From Guardian Comment is Free
7 May 2007
What the end of Richard Nixon can teach us about the end of Tony Blair.
Ian Williams
How long will it take to rehabilitate Tony Blair? As Mark Anthony said about another military adventurist who came unstuck:
The evil that men do lives after them;
The good is oft interréd with their bones
As Tony Blair gets ready to call the movers into 10 Downing Street, it may be premature to exhume some of the soon-to-be-buried good from the loads of justified dirt about to be heaped on his grave, but a spirit of balance calls for some sense of perspective - as long as he actually goes!
In many ways, Blair's going with the director of public prosecution hovering over his head is reminiscent of Richard Milhous Nixon's impeachment-impelled exit from the White House. Nixon was not exactly one of my favourites when he was in office, but since then I have developed quite a soft spot for him. I think Blair suffers from the comparison, but there are nonetheless similarities: not least stealing the opposition agenda, but also a complete lack of public trust compounded by a complete sense of personal infallibility.
On the other hand, spending on welfare and the National Endowment for the Arts, as well as court-ordered desegregation measures all reached a peak under Nixon. He stopped the war in Vietnam, recognised China, fostered détente with Russia, engineered arms control treaties, and ended the US's chemical and biological warfare programs. He stopped conscription and was the last president to consider a comprehensive national health service. He passed the Clean Air Act, and empowered the Environmental Protection Agency. By many rational standards of actual achievement, Nixon was the most liberal and progressive president since FDR. In fact, since his departure, most studies show that American workers' incomes have been stagnant in real terms.
Of course, Nixon also had dismissively anti-Semitic and racist attitudes... but hell, you have to take the rough with the smooth when dealing with a president who believed so much in transparency that he wired the White House to preserve all his own ill-considered words.
Watergate was his downfall, which in its way was the type of peccadillo that allowed both conservatives and liberals, outraged at how he had co-opted the liberal agenda, to unite against him. Just compare Nixon's public excoriation with the free pass given to Ronald Reagan and Iran-Contra , where the Republican team conspired with the ayatollahs to keep Americans hostage until the election and then promptly traded arms between them and the Israelis to overthrow the Sandinistas in Nicaragua. Not only did they get away with it, but half the pardoned perpetrators are now in and around this administration - and saying we should not talk to the aforesaid ayatollahs under any circumstances.

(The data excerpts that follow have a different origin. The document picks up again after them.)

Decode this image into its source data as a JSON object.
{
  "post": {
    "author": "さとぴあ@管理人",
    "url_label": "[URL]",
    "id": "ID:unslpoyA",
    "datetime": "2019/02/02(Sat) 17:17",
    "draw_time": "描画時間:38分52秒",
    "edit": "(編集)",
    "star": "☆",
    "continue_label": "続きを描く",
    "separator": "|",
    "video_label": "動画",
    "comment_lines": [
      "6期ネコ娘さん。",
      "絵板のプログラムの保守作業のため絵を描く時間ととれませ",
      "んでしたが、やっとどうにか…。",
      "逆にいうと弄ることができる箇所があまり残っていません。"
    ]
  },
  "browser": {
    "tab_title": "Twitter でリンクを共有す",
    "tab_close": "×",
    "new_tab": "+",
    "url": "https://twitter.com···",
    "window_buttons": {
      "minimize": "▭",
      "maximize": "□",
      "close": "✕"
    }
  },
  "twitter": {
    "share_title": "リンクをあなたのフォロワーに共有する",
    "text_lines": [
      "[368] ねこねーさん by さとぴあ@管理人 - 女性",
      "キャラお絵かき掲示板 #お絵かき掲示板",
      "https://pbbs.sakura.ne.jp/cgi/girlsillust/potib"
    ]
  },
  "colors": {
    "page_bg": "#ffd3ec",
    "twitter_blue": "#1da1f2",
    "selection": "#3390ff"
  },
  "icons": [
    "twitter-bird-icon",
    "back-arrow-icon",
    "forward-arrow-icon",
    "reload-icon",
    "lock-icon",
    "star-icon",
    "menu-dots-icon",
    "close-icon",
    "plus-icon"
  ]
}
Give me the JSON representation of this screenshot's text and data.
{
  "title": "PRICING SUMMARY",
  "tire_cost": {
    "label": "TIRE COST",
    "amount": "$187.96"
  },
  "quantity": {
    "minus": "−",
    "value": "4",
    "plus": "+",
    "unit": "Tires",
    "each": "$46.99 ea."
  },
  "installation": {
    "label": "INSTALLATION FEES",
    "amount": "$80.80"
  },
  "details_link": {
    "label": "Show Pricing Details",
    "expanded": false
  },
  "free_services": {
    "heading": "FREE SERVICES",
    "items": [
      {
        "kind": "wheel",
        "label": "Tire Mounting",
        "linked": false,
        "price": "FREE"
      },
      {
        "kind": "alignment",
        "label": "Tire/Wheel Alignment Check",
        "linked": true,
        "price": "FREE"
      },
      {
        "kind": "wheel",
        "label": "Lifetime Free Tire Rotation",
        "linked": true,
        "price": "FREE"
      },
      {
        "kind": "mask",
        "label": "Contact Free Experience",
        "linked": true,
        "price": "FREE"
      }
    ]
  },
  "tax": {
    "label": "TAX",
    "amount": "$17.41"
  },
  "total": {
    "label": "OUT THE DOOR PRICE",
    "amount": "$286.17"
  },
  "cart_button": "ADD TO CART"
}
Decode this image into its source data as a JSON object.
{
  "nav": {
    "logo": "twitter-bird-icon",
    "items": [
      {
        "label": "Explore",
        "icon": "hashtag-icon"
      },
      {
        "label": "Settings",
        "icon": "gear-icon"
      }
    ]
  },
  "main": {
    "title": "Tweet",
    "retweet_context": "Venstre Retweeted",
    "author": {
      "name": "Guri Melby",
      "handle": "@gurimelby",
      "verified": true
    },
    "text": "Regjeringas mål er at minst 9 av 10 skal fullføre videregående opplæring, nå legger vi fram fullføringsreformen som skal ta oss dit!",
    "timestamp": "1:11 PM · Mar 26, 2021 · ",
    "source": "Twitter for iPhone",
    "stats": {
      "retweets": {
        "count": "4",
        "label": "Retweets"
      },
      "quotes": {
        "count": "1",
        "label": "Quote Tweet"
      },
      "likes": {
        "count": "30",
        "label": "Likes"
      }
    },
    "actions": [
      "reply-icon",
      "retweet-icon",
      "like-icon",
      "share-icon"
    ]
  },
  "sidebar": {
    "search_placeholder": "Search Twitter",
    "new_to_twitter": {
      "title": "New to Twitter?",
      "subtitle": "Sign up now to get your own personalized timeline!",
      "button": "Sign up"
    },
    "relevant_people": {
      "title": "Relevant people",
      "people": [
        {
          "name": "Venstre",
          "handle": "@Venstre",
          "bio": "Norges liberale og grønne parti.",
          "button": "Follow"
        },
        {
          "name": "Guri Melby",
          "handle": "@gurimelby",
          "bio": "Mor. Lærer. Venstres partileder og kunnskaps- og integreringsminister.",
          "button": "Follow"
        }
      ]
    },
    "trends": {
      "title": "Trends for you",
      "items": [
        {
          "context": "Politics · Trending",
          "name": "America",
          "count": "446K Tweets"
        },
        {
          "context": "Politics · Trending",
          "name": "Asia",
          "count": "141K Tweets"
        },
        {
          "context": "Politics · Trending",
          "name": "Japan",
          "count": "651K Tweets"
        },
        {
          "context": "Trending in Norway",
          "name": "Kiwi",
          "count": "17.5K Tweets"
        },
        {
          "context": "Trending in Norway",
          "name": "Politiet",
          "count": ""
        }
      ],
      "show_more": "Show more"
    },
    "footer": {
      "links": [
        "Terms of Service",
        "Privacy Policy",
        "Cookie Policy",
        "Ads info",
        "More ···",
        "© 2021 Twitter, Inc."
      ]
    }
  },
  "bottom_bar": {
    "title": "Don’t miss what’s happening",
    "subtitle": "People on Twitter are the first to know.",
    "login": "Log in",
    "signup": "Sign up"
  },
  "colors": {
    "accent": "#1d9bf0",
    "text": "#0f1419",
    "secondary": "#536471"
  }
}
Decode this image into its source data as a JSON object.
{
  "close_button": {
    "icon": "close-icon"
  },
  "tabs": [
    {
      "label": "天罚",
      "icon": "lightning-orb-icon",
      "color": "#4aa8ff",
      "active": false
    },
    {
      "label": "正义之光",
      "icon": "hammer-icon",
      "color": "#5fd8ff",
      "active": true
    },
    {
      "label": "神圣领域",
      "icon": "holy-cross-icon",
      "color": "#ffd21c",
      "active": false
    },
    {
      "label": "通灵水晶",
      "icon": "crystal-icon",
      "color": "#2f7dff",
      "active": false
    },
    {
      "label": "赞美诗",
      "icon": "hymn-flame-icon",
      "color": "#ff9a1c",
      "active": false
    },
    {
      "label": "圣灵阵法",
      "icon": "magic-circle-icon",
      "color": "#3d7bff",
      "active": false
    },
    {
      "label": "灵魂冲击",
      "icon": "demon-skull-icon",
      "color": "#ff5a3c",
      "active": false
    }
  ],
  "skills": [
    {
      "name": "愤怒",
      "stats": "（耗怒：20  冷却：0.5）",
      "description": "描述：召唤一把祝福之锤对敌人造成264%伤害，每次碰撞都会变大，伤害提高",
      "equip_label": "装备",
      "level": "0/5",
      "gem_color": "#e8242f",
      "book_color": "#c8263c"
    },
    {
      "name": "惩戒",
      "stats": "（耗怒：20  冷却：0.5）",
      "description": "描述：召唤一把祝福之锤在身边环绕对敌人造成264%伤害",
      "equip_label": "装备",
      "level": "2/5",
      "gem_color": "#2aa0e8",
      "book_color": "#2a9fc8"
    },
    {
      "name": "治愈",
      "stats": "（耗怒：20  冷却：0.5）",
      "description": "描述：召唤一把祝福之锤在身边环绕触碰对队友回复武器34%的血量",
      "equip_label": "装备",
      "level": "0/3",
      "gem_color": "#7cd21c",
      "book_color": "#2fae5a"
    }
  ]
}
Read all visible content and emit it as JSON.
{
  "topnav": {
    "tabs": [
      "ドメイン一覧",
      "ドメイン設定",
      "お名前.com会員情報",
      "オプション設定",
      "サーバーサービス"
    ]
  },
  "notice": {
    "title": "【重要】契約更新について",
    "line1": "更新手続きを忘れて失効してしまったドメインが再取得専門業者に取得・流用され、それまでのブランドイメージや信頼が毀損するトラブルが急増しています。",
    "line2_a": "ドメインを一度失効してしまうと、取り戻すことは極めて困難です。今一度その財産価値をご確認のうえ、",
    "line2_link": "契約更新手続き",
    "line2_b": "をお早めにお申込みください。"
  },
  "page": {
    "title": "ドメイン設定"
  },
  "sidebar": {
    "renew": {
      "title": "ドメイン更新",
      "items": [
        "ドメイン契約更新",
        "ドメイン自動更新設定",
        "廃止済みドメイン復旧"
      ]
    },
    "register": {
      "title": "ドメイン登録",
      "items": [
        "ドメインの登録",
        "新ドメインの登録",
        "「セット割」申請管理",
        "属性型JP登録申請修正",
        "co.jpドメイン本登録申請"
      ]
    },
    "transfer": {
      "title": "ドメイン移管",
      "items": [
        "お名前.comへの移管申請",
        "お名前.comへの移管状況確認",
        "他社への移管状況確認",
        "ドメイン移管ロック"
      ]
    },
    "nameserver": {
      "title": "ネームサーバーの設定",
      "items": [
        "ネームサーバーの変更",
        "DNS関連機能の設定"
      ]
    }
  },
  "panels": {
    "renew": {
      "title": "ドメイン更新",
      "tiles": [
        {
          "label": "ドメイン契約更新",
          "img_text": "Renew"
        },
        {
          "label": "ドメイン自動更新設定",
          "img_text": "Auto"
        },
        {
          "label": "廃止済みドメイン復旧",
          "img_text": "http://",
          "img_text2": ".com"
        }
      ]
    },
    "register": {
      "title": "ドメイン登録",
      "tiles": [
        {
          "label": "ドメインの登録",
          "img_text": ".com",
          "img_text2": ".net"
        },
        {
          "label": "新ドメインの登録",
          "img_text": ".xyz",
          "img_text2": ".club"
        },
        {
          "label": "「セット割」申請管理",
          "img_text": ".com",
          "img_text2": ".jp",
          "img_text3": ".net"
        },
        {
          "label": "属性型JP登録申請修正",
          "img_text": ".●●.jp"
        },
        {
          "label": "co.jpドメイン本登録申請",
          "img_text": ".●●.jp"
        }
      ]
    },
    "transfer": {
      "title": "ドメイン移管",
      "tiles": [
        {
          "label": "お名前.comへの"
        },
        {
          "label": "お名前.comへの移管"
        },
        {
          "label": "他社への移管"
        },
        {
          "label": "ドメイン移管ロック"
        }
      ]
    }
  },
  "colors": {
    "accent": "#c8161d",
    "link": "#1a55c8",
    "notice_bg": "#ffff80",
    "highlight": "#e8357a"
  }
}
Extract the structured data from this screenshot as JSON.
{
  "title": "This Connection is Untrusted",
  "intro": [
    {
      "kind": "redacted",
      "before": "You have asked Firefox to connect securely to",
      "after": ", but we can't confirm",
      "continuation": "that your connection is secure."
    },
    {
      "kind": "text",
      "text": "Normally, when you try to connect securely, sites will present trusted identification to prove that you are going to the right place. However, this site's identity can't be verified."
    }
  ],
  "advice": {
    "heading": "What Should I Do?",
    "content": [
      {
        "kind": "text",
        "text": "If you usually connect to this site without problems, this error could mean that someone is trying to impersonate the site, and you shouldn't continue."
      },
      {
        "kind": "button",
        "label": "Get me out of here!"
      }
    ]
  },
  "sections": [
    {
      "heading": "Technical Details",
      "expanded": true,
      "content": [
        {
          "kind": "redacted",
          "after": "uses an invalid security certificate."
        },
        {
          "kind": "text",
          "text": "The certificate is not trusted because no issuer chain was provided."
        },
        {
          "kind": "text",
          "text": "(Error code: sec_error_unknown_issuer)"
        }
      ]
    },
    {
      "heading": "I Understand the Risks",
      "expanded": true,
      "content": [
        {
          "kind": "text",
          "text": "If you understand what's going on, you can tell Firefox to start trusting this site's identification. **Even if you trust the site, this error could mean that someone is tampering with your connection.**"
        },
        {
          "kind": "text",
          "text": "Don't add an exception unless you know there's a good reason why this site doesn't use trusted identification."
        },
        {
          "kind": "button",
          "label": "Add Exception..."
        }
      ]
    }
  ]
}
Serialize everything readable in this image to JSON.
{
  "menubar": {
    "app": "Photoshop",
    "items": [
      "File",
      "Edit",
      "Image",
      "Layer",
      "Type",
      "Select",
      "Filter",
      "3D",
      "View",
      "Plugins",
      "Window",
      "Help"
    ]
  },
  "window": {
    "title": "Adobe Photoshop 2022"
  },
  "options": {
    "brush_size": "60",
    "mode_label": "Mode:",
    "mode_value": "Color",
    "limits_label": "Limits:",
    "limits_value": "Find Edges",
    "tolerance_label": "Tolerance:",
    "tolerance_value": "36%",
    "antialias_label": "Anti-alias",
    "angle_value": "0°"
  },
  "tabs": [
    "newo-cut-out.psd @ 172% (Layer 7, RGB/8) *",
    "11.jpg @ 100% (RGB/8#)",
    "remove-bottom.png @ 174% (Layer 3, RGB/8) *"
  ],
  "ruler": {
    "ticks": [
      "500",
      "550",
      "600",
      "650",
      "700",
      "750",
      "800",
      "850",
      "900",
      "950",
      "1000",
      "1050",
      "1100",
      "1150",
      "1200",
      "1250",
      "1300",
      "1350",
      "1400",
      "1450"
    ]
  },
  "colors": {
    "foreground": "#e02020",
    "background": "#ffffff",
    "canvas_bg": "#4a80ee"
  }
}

Now back to Anthony Charles Lynton Blair. One of his senior ministers complained during the first term that the government was actually doing a lot of good, but that they were not allowed to advertise it and there is a lot of truth in that.
From the perspective of an exile from the Thatcher years, I suspect that those who stayed behind do not always appreciate how much better things in Britain really are now than when Labour first took over. (Which is not to discount how much better they could have been were it not for the paranoid, power-hungry clique of New Labour that Blair led, with all its nannyish obsessions.)
It is difficult to reconcile all the early New Labour guff about empowering people with the ID cards, the ASBO , the attacks on civil liberties under the guise of anti-terrorism, the lie detectors for benefit claimants, and similar measures that intrude upon the life of British citizens in a way that makes the average North Korean commune seem like an open-house.
And then there is the sleaze. Blair's crowd descended on the Labour Party like Deng Xiaoping on the Chinese Communist Party, and in effect told it that greed was good. And the comrades took to it with the vengeance of the wannabee nouveau riches. The ministerial mayhem was of course capped with the Peerages for Sale wheeze, which was almost certainly based on an idea by Bill Clinton. It was intended to free the prime minister even further from any remaining ties to the residual socialism of the unions and the Labour Party, just as Clinton took the Democratic Party from what he called "Special Interest Groups" like working people, minorities and women, and handed it over to Wall Street.
Does anyone really believe that Blair did not know what was going on? Here we get to the real cause for his downfall. Who believes anything he says anymore? Lies led Britain into Iraq, and the prime minister now dissimulates in harmony with possibly the least popular president in the world who, incidentally, does not have a smidgeon of Nixon's solid domestic track record to rehabilitate his sleaze.
It took several decades before many people overcame their reflexive repulsion for Nixon. Indeed, even quite recently, I have had steak knives brandished at me across Manhattan dinner tables for challenging the received liberal view that wants to replace the "x" in his name with a hyperbolic swastika.
Even without Nixon's real achievement, Blair is smooth, articulate and photogenic, unlike him. And since Blair will probably be on the board of directors of Murdoch's News Corporation
in about the time it takes to sing the first verse of the Red Flag, he will be assured of an adulatory and amnesiac media across the English-speaking world, so one cannot help but suspect that his rehabilitation will only take several years. It may be a small price to say goodbye.